Tuesday, July 21, 2009

The Loblolly Pine

Through grafting, forestry science has developed an especially fast-growing variety of the Loblolly pine for timber (this variety has been termed a "super species", becoming ready for harvest in about 15-20 years). In Franklin County, Mississippi, stands of these artificially-planted trees are seen everywhere. In fact, in some parts of Mississippi (including Franklin County), the Loblolly has largely supplanted the native Longleaf pine.

Planted Loblolly stands give the appearance of a one-species scrub forest. Little other plant life can grow among them, as herbicide is applied among the trees to suppress the growth of hardwoods and other unwanted plant competitors. Some have termed these forests of cultivated Lobblolly a "biological desert", as they harbor so little other life (although a few animal and bird species do apparently like cultivated Loblolly forests).

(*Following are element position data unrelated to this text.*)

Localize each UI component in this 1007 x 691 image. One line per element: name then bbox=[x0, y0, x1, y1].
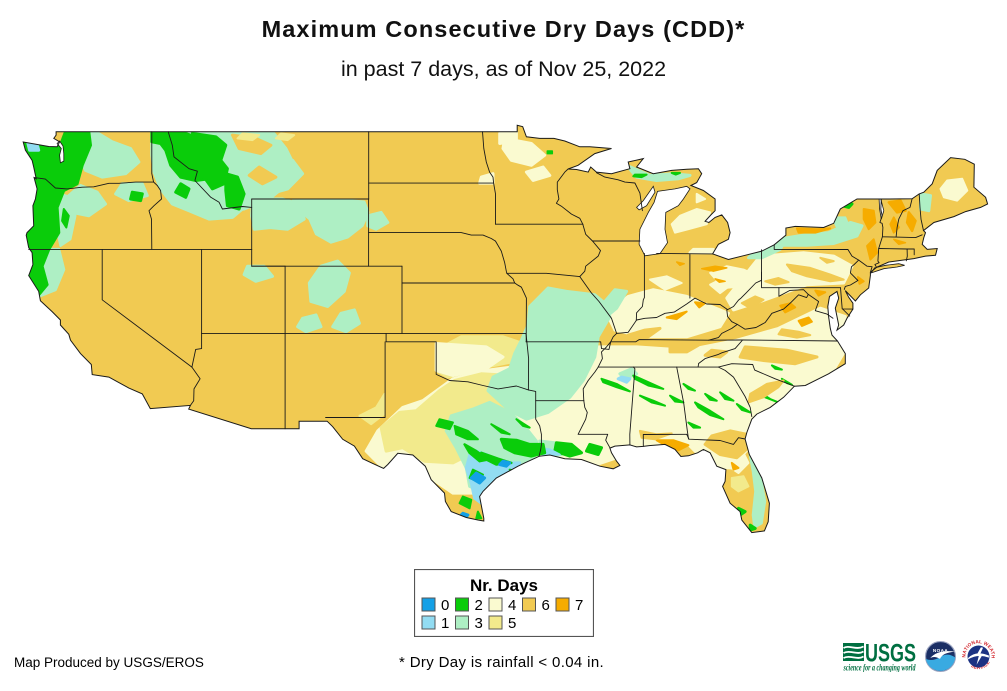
svg-text:1: 1 bbox=[441, 615, 449, 632]
svg-text:7: 7 bbox=[575, 597, 583, 614]
svg-text:3: 3 bbox=[475, 615, 483, 632]
svg-text:NOAA: NOAA bbox=[933, 648, 948, 653]
svg-text:4: 4 bbox=[508, 597, 516, 614]
svg-text:0: 0 bbox=[441, 597, 449, 614]
svg-text:6: 6 bbox=[542, 597, 550, 614]
svg-text:2: 2 bbox=[475, 597, 483, 614]
svg-text:5: 5 bbox=[508, 615, 516, 632]
svg-text:USGS: USGS bbox=[865, 642, 916, 668]
svg-text:Nr. Days: Nr. Days bbox=[470, 576, 538, 595]
svg-text:science for a changing world: science for a changing world bbox=[843, 663, 916, 673]
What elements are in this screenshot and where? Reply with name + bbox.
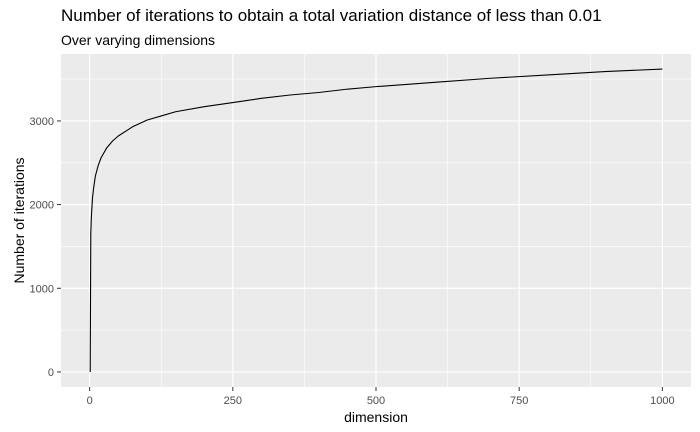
major-gridlines: [61, 54, 691, 387]
y-tick-label: 0: [48, 367, 54, 379]
chart-subtitle: Over varying dimensions: [61, 32, 216, 48]
x-axis-title: dimension: [344, 409, 408, 425]
x-axis-ticks: 0 250 500 750 1000: [87, 387, 675, 407]
chart-title: Number of iterations to obtain a total v…: [61, 6, 602, 25]
series-line: [89, 68, 663, 372]
y-tick-label: 3000: [30, 116, 54, 128]
y-tick-label: 2000: [30, 200, 54, 212]
y-tick-label: 1000: [30, 283, 54, 295]
x-tick-label: 1000: [650, 395, 674, 407]
x-tick-label: 250: [224, 395, 242, 407]
y-axis-title: Number of iterations: [11, 157, 27, 283]
series-layer: [89, 68, 663, 372]
x-tick-label: 0: [87, 395, 93, 407]
y-axis-ticks: 0 1000 2000 3000: [30, 116, 61, 379]
x-tick-label: 500: [367, 395, 385, 407]
x-tick-label: 750: [510, 395, 528, 407]
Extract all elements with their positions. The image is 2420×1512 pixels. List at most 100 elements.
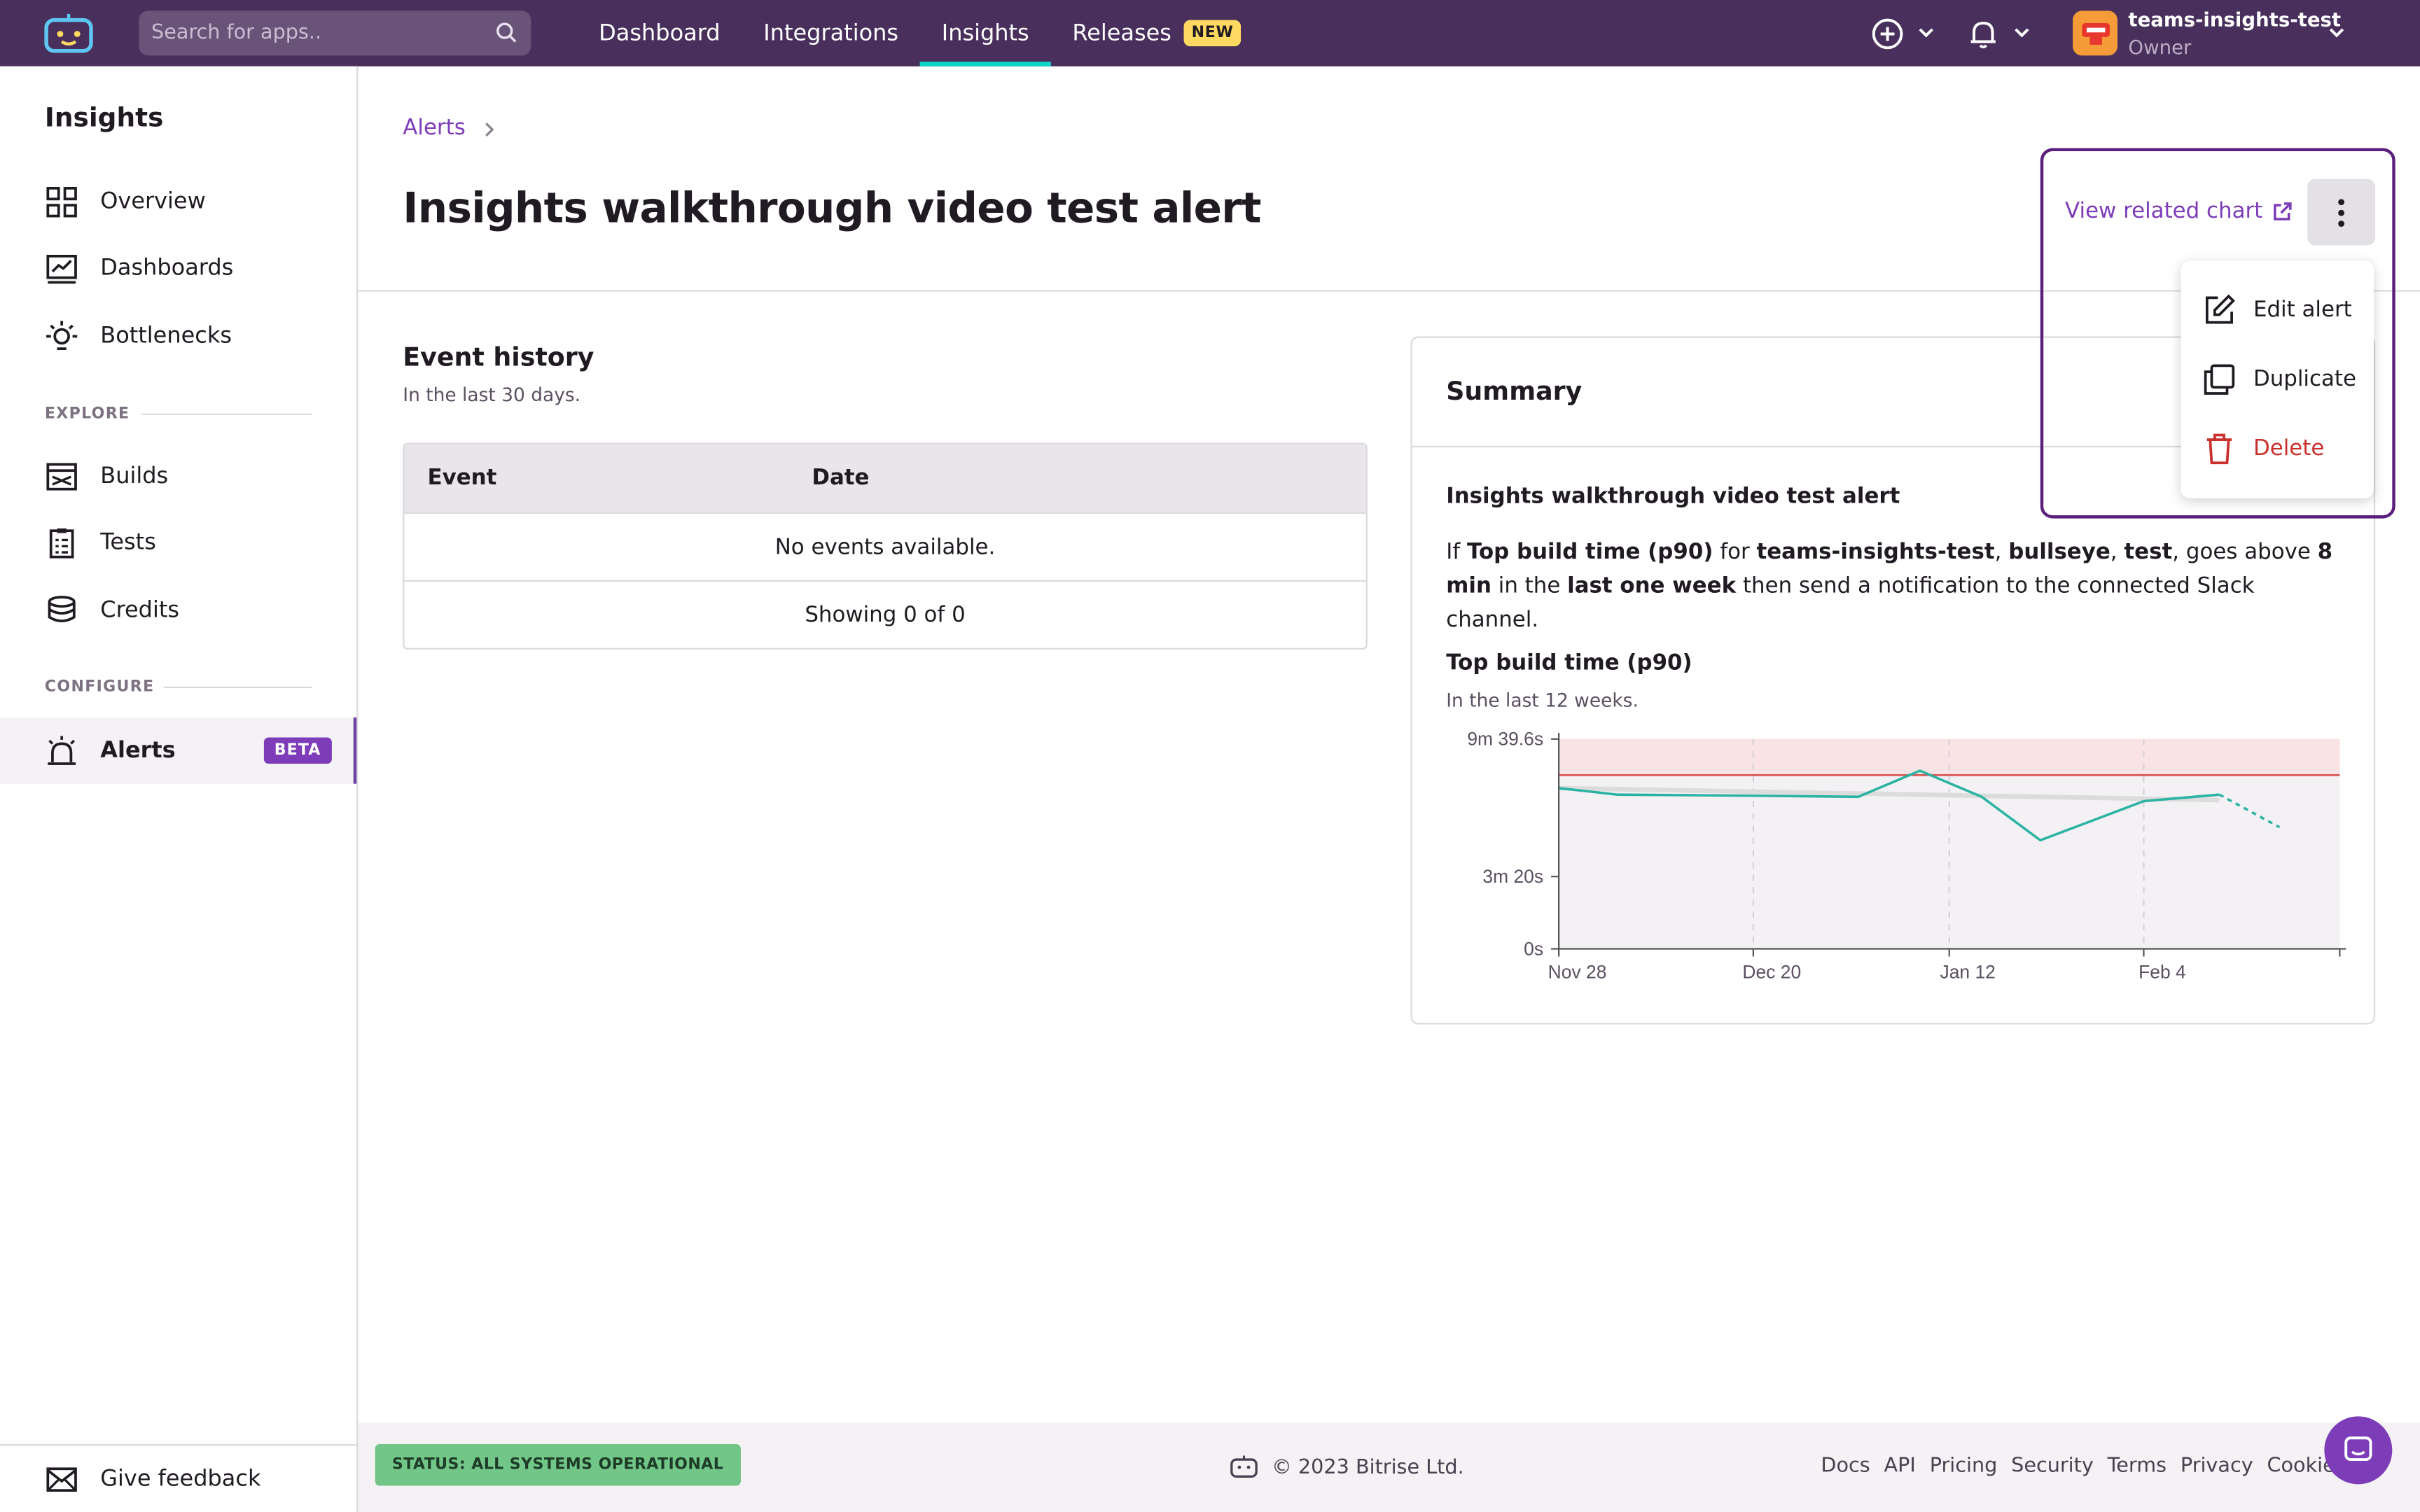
org-name[interactable]: teams-insights-test xyxy=(2128,8,2342,31)
search-icon xyxy=(496,22,517,43)
sidebar-item-overview[interactable]: Overview xyxy=(0,168,356,234)
sidebar-item-label: Overview xyxy=(100,189,206,214)
y-tick-label: 9m 39.6s xyxy=(1467,729,1543,750)
footer-link-security[interactable]: Security xyxy=(2011,1455,2094,1478)
event-history-subtitle: In the last 30 days. xyxy=(403,384,581,406)
bell-icon[interactable] xyxy=(1966,17,2000,50)
org-logo-icon xyxy=(2081,22,2109,44)
footer-link-cookie[interactable]: Cookie xyxy=(2267,1455,2335,1478)
actions-menu: Edit alert Duplicate Delete xyxy=(2181,260,2374,498)
add-circle-icon[interactable] xyxy=(1870,17,1904,50)
sidebar-item-label: Bottlenecks xyxy=(100,323,232,349)
grid-icon xyxy=(46,186,77,217)
sidebar-item-tests[interactable]: Tests xyxy=(0,509,356,575)
summary-divider xyxy=(1412,445,2374,448)
chevron-right-icon xyxy=(485,122,494,137)
column-header-date[interactable]: Date xyxy=(812,465,870,491)
sidebar-title: Insights xyxy=(44,103,164,134)
sidebar: Insights Overview Dashboards Bottlenecks… xyxy=(0,66,359,1512)
series-line-projection xyxy=(2218,793,2281,829)
beta-badge: BETA xyxy=(263,737,332,764)
sidebar-item-label: Dashboards xyxy=(100,255,234,281)
copy-icon xyxy=(2204,364,2235,395)
envelope-icon xyxy=(46,1466,77,1491)
event-history-table: Event Date No events available. Showing … xyxy=(403,442,1368,650)
menu-item-label: Duplicate xyxy=(2253,367,2356,392)
build-time-chart[interactable]: 0s 3m 20s 9m 39.6s Nov 28 Dec 20 Jan 12 Feb 4 xyxy=(1412,724,2374,1017)
top-nav: Search for apps.. Dashboard Integrations… xyxy=(0,0,2420,66)
alarm-light-icon xyxy=(48,735,76,764)
nav-integrations[interactable]: Integrations xyxy=(763,20,899,46)
header-divider xyxy=(358,290,2420,292)
dashboard-chart-icon xyxy=(46,253,77,284)
sidebar-item-bottlenecks[interactable]: Bottlenecks xyxy=(0,302,356,369)
chevron-down-icon[interactable] xyxy=(1917,23,1935,41)
summary-description: If Top build time (p90) for teams-insigh… xyxy=(1446,540,2333,633)
chart-subtitle: In the last 12 weeks. xyxy=(1446,690,1639,712)
summary-alert-name: Insights walkthrough video test alert xyxy=(1446,484,1900,510)
divider xyxy=(163,686,312,689)
org-role: Owner xyxy=(2128,35,2192,59)
menu-item-label: Edit alert xyxy=(2253,298,2352,323)
related-chart-label: View related chart xyxy=(2065,199,2263,224)
chat-icon xyxy=(2344,1436,2372,1462)
event-history-title: Event history xyxy=(403,342,594,372)
sidebar-item-credits[interactable]: Credits xyxy=(0,577,356,643)
section-configure: CONFIGURE xyxy=(44,678,155,696)
column-header-event[interactable]: Event xyxy=(427,465,497,491)
search-placeholder: Search for apps.. xyxy=(151,21,322,45)
edit-alert-menu-item[interactable]: Edit alert xyxy=(2202,287,2372,333)
bitrise-bot-icon xyxy=(1230,1455,1258,1478)
table-header: Event Date xyxy=(404,444,1366,512)
status-badge[interactable]: STATUS: ALL SYSTEMS OPERATIONAL xyxy=(375,1444,741,1486)
sidebar-item-label: Credits xyxy=(100,598,180,623)
empty-state: No events available. xyxy=(404,512,1366,580)
y-tick-label: 0s xyxy=(1524,938,1543,959)
copyright-text: © 2023 Bitrise Ltd. xyxy=(1272,1455,1464,1479)
focus-highlight-box xyxy=(2040,148,2395,519)
kebab-menu-icon xyxy=(2338,198,2344,226)
sidebar-item-builds[interactable]: Builds xyxy=(0,443,356,510)
footer-link-privacy[interactable]: Privacy xyxy=(2180,1455,2253,1478)
chat-support-button[interactable] xyxy=(2324,1416,2393,1485)
bitrise-logo-icon[interactable] xyxy=(43,13,95,55)
sidebar-item-label: Builds xyxy=(100,463,169,489)
breadcrumb-alerts[interactable]: Alerts xyxy=(403,115,466,141)
give-feedback-button[interactable]: Give feedback xyxy=(0,1444,357,1512)
org-avatar[interactable] xyxy=(2073,10,2118,56)
trash-icon xyxy=(2206,433,2232,465)
footer-link-docs[interactable]: Docs xyxy=(1821,1455,1870,1478)
delete-menu-item[interactable]: Delete xyxy=(2202,426,2372,472)
chevron-down-icon[interactable] xyxy=(2012,23,2031,41)
nav-insights[interactable]: Insights xyxy=(919,0,1051,66)
sidebar-item-dashboards[interactable]: Dashboards xyxy=(0,234,356,301)
page-title: Insights walkthrough video test alert xyxy=(403,185,1261,233)
x-tick-label: Dec 20 xyxy=(1742,961,1801,982)
view-related-chart-link[interactable]: View related chart xyxy=(2065,199,2293,224)
duplicate-menu-item[interactable]: Duplicate xyxy=(2202,356,2372,402)
footer-link-api[interactable]: API xyxy=(1884,1455,1916,1478)
summary-title: Summary xyxy=(1446,376,1583,406)
builds-icon xyxy=(46,462,77,490)
external-link-icon xyxy=(2274,202,2292,220)
footer: STATUS: ALL SYSTEMS OPERATIONAL © 2023 B… xyxy=(358,1422,2420,1512)
divider xyxy=(141,413,312,415)
menu-item-label: Delete xyxy=(2253,436,2325,462)
coins-stack-icon xyxy=(48,595,76,622)
x-tick-label: Nov 28 xyxy=(1548,961,1607,982)
copyright: © 2023 Bitrise Ltd. xyxy=(1228,1455,1464,1479)
lightbulb-icon xyxy=(46,320,78,349)
footer-link-terms[interactable]: Terms xyxy=(2107,1455,2167,1478)
x-tick-label: Jan 12 xyxy=(1940,961,1996,982)
edit-icon xyxy=(2205,294,2235,324)
x-tick-label: Feb 4 xyxy=(2139,961,2186,982)
sidebar-item-alerts[interactable]: Alerts BETA xyxy=(0,717,357,784)
search-input[interactable]: Search for apps.. xyxy=(139,10,531,56)
section-explore: EXPLORE xyxy=(44,405,130,423)
more-options-button[interactable] xyxy=(2307,178,2376,246)
nav-releases[interactable]: Releases NEW xyxy=(1051,0,1263,66)
chevron-down-icon[interactable] xyxy=(2328,23,2346,41)
sidebar-item-label: Alerts xyxy=(100,738,176,763)
nav-dashboard[interactable]: Dashboard xyxy=(599,20,721,46)
footer-link-pricing[interactable]: Pricing xyxy=(1929,1455,1998,1478)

However, one must remember that in Franklin County at least, if not elsewhere, in past decades one would have found cattle pastures, cotton, corn, or soybeans in some places where the commercial Loblolly now grows. Moreover, by the 1930's, much of the "old-growth" forest of Mississippi had already been exploited for timber.

And in discussing Loblolly cultivation, or any other type of monoculture, it is also difficult to avoid a certain preciousness. One is by implication rebuking society only for developing the resources that it seems we could not do without. Still, even an amateur's familiarity with the swamps, natural lakes, and forests that used to exist in Mississippi is enough to marvel at the elegant interdependence of life that once prevailed in them. A complex world existed and maintained its own balance, independent of humans.

One guesses that the natural world of Mississippi before the arrival of white settlers was brutal, inhospitable. Human beings* were seemingly its least important element: their greatest virtue (as regards the natural world) was their relatively small number and lack of technical ability and inclination to alter the land.

It is odd to think that the biological and cultural richness of the cypress swamps, lowland hardwood forests, and other largely vanished ecosystems of the South has gone mostly unmissed. They were only a kind of curiosity, without the clear human purpose of the Loblolly pine.